Em 2015, ao primeiro sinal de uma possível crise, pouco mais da metade da população resolveu apostar em um novo presidente, alguém mais próximo ao mercado. Através de um discurso tecnocrático, Macri foi eleito com a promessa de recuperar a economia argentina. Sua arma era o receituário clássico do neoliberalismo: austeridade e menor intervenção estatal. Ao fim, o ex-presidente não só falhou no intento de recuperar a economia argentina, como acabou por agravar a crise, mergulhando o país em níveis alarmantes de pobreza, o que lhe custou a possibilidade de reeleição.

Fernández foi eleito propondo um novo pacto social entre trabalhadores e empresários, assim como culpando os especuladores pela crise. Mas qual seriam as bases desse novo pacto social? Qual o grau de radicalidade do giro econômico que será promovido por Fernández? Por um lado, alguns apostaram que Fernández, como Lula, optaria por começar seu governo com um ministro da economia mais próximo do campo ortodoxo. Por outro lado, alguns apostaram em um giro mais radical, uma aproximação com a Teoria Monetária Moderna, super-heterodoxa.

Nem ortodoxia, nem heterodoxia pura. No campo econômico, Fernández seguirá, ao que tudo indica, a insígnia que tem marcado sua conduta: mudanças sim, mas com moderação.

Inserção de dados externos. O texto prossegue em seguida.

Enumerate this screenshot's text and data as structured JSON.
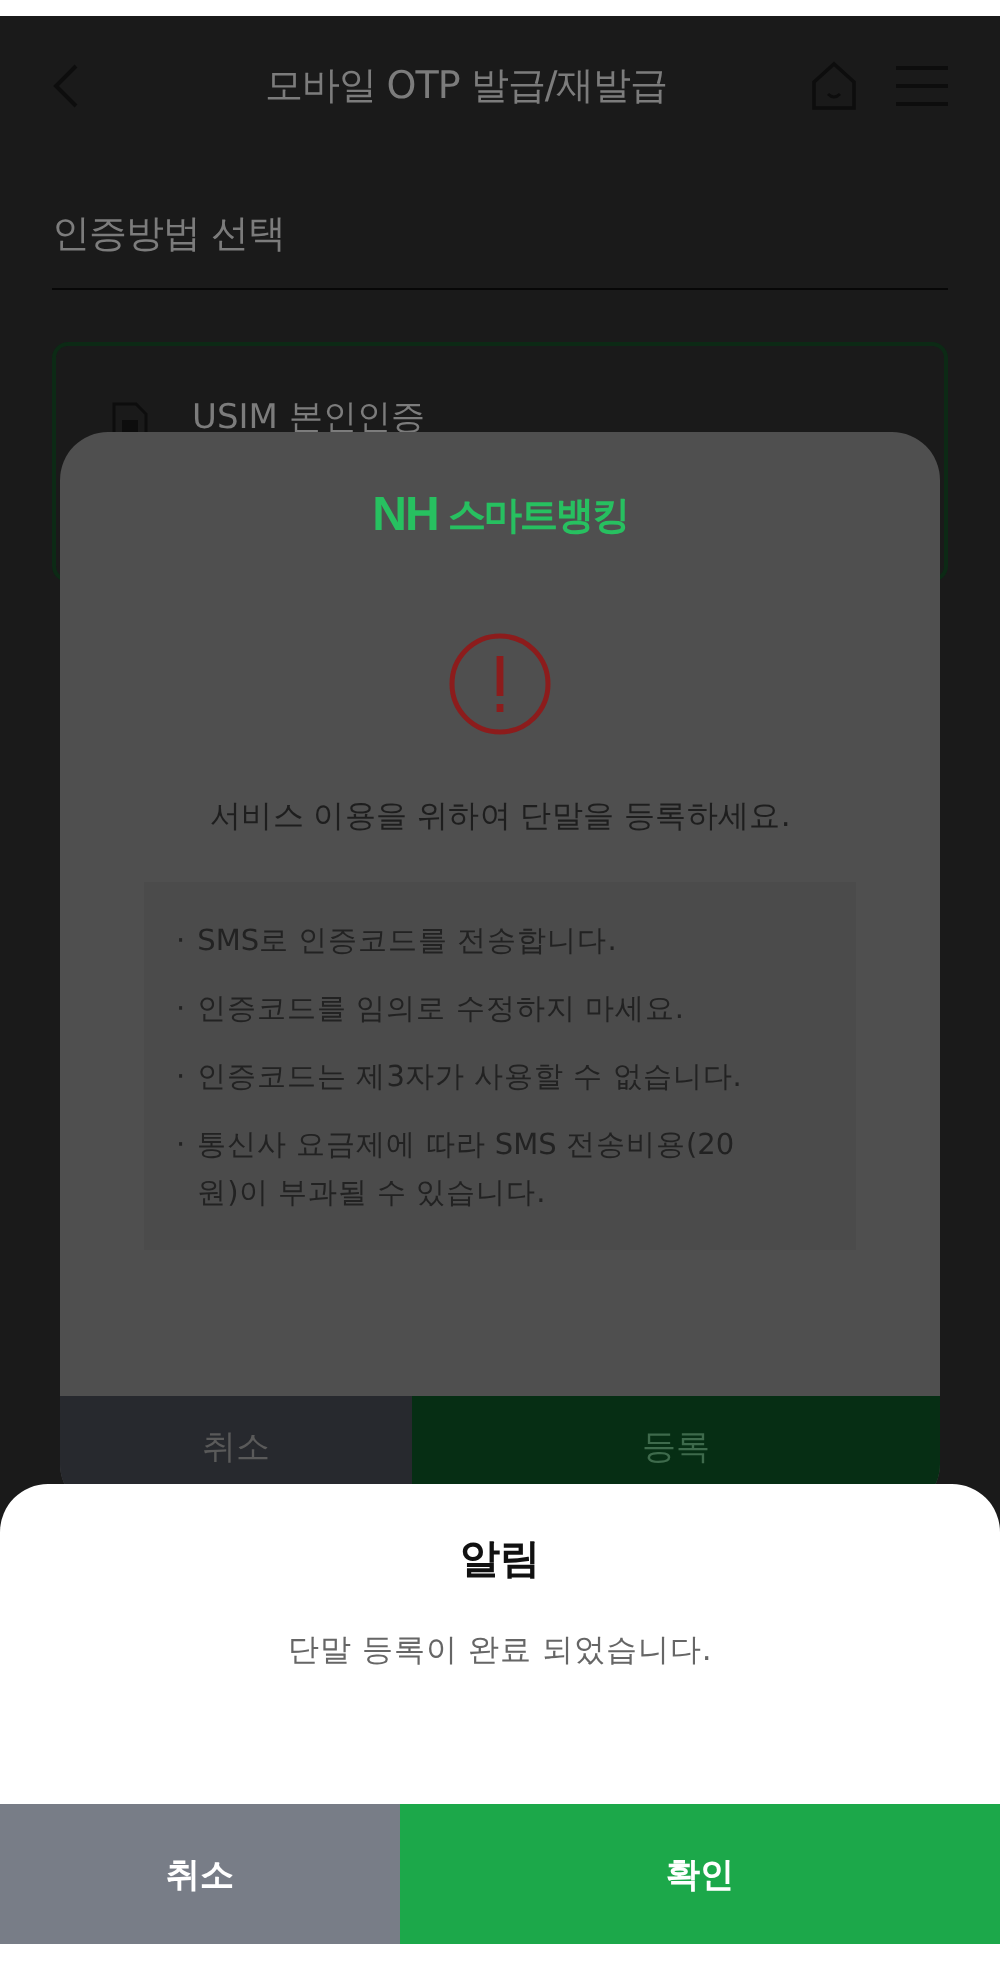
{
  "header": {
    "title": "모바일 OTP 발급/재발급"
  },
  "section": {
    "title": "인증방법 선택"
  },
  "card": {
    "label": "USIM 본인인증"
  },
  "modal": {
    "logo_mark": "NH",
    "logo_text": "스마트뱅킹",
    "message": "서비스 이용을 위하여 단말을 등록하세요.",
    "bullet": "·",
    "notes": [
      "SMS로 인증코드를 전송합니다.",
      "인증코드를 임의로 수정하지 마세요.",
      "인증코드는 제3자가 사용할 수 없습니다.",
      "통신사 요금제에 따라 SMS 전송비용(20원)이 부과될 수 있습니다."
    ],
    "buttons": [
      {
        "label": "취소",
        "kind": "cancel"
      },
      {
        "label": "등록",
        "kind": "confirm"
      }
    ]
  },
  "alert": {
    "title": "알림",
    "message": "단말 등록이 완료 되었습니다.",
    "buttons": [
      {
        "label": "취소",
        "kind": "cancel"
      },
      {
        "label": "확인",
        "kind": "confirm"
      }
    ]
  }
}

Para o ofício de ministro da Economia, o novo presidente escolheu o jovem Martín Guzmán, de 37 anos. Ele é professor na Universidade de Columbia, onde trabalha com Joseph Stiglitz, prêmio Nobel de economia. Durante sua carreira acadêmica, Guzmán se dedicou a investigar o tema da renegociação da dívida argentina, o maior desafio que ele terá que encarar. O que o mercado e o povo esperam de Guzmán é a reestruturação rápida e sem rompantes da dívida pública combinada com investimentos em setores chave, buscando a geração de emprego e o aquecimento do mercado interno.

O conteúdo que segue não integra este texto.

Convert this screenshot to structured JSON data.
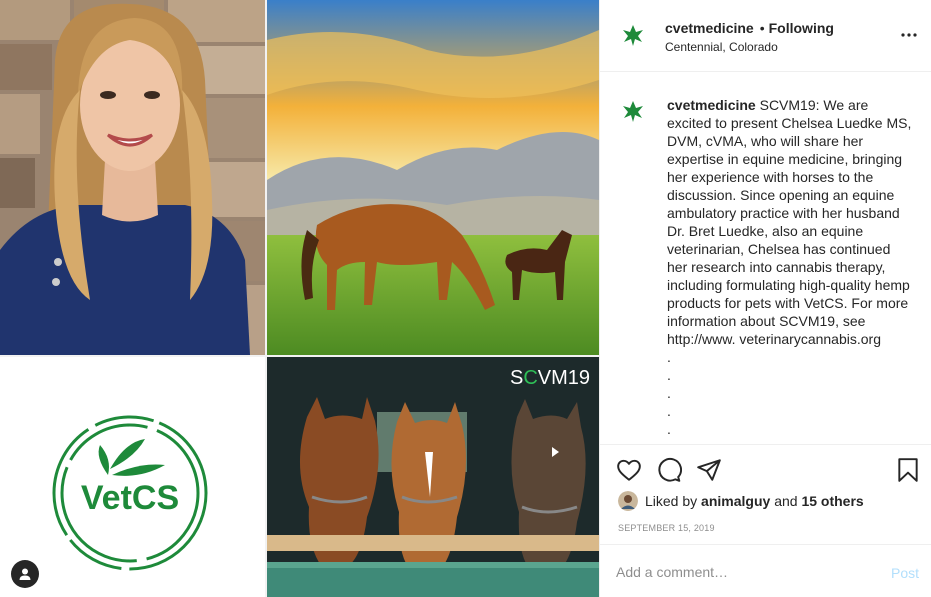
{
  "post": {
    "username": "cvetmedicine",
    "separator": "•",
    "follow_status": "Following",
    "location": "Centennial, Colorado",
    "caption_text": "SCVM19: We are excited to present Chelsea Luedke MS, DVM, cVMA, who will share her expertise in equine medicine, bringing her experience with horses to the discussion. Since opening an equine ambulatory practice with her husband Dr. Bret Luedke, also an equine veterinarian, Chelsea has continued her research into cannabis therapy, including formulating high-quality hemp products for pets with VetCS. For more information about SCVM19, see http://www. veterinarycannabis.org",
    "caption_dots": [
      ".",
      ".",
      ".",
      ".",
      "."
    ],
    "liked_by_prefix": "Liked by",
    "liked_by_user": "animalguy",
    "liked_by_and": "and",
    "liked_by_others": "15 others",
    "date": "SEPTEMBER 15, 2019"
  },
  "media": {
    "overlay_prefix": "S",
    "overlay_accent": "C",
    "overlay_suffix": "VM19",
    "logo_text": "VetCS",
    "brand_green": "#1e8a3a"
  },
  "comment_box": {
    "placeholder": "Add a comment…",
    "post_label": "Post"
  },
  "icons": {
    "more": "more-options-icon",
    "like": "heart-icon",
    "comment": "comment-bubble-icon",
    "share": "paper-plane-icon",
    "save": "bookmark-icon",
    "tag": "user-tag-icon"
  }
}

Apesar de ser considerado um “super-ministro”, ou seja, um ministro que concentra muito poderes, é fundamental ressaltar que Guzmán terá que articular suas políticas com outras duas destacadas figuras. A primeira delas é Miguel Pesce, o novo presidente do Banco Central, instituição da qual foi vice-presidente entre 2004 e 2015. Ele é professor da Universidade de Buenos Aires (UBA) e foi um notório defensor do governo Kirchner quando a presidenta, em 2010, anunciou que usaria parte das reservas para pagar a dívida pública. A segunda figura é Matías Kulfas, o novo responsável pelo Ministério de Desenvolvimento Produtivo (Ministerio de Desarrollo Productivo). Também egresso da UBA, ele é um destacado defensor de políticas industrializantes. Seu desafio é frear o processo de desindustrialização, intensificado durante o governo Macri e um os pilares da alta taxa de desemprego do país.

No campo das relações internacionais, por sua vez, o novo chanceler argentino é Felipe Solá (PJ), engenheiro agrônomo, ex-governador da província de Buenos Aires e ex-deputado federal. Peronista, Solá começou sua vida política no final dos anos 1980, participou dos governos Menem e foi da base de apoio dos governos Kirchner até 2008, quando deixou o bloco governista no auge de um grave conflito entre o governo e algumas organizações patronais do setor agropecuário. Desde então, ele figura no grupo dos peronistas não kirchneristas. A nomeação de Solá pode ser considerada uma retribuição pela retirada da sua pré-candidatura presidencial quando Fernández e Kirchner anunciaram que iriam concorrer juntos no pleito de 2019.

O principal desafio de Solá será estreitar laços com os parceiros comerciais da Argentina, algo primordial para um país que precisa recuperar a economia. Ademais, o novo chanceler terá que trabalhar em um cenário de quase total ausência de afinidade político-ideológica com os países fronteiriços, em especial o Brasil. O gigante sul-americano é o maior parceiro comercial da Argentina, mas os dois Estados possuem uma série de antigas disputas sobre tarifas de importação. Além disso, as ameaças ao MERCOSUL, feitas pelo governo brasileiro, assustam a gestão dos vizinhos.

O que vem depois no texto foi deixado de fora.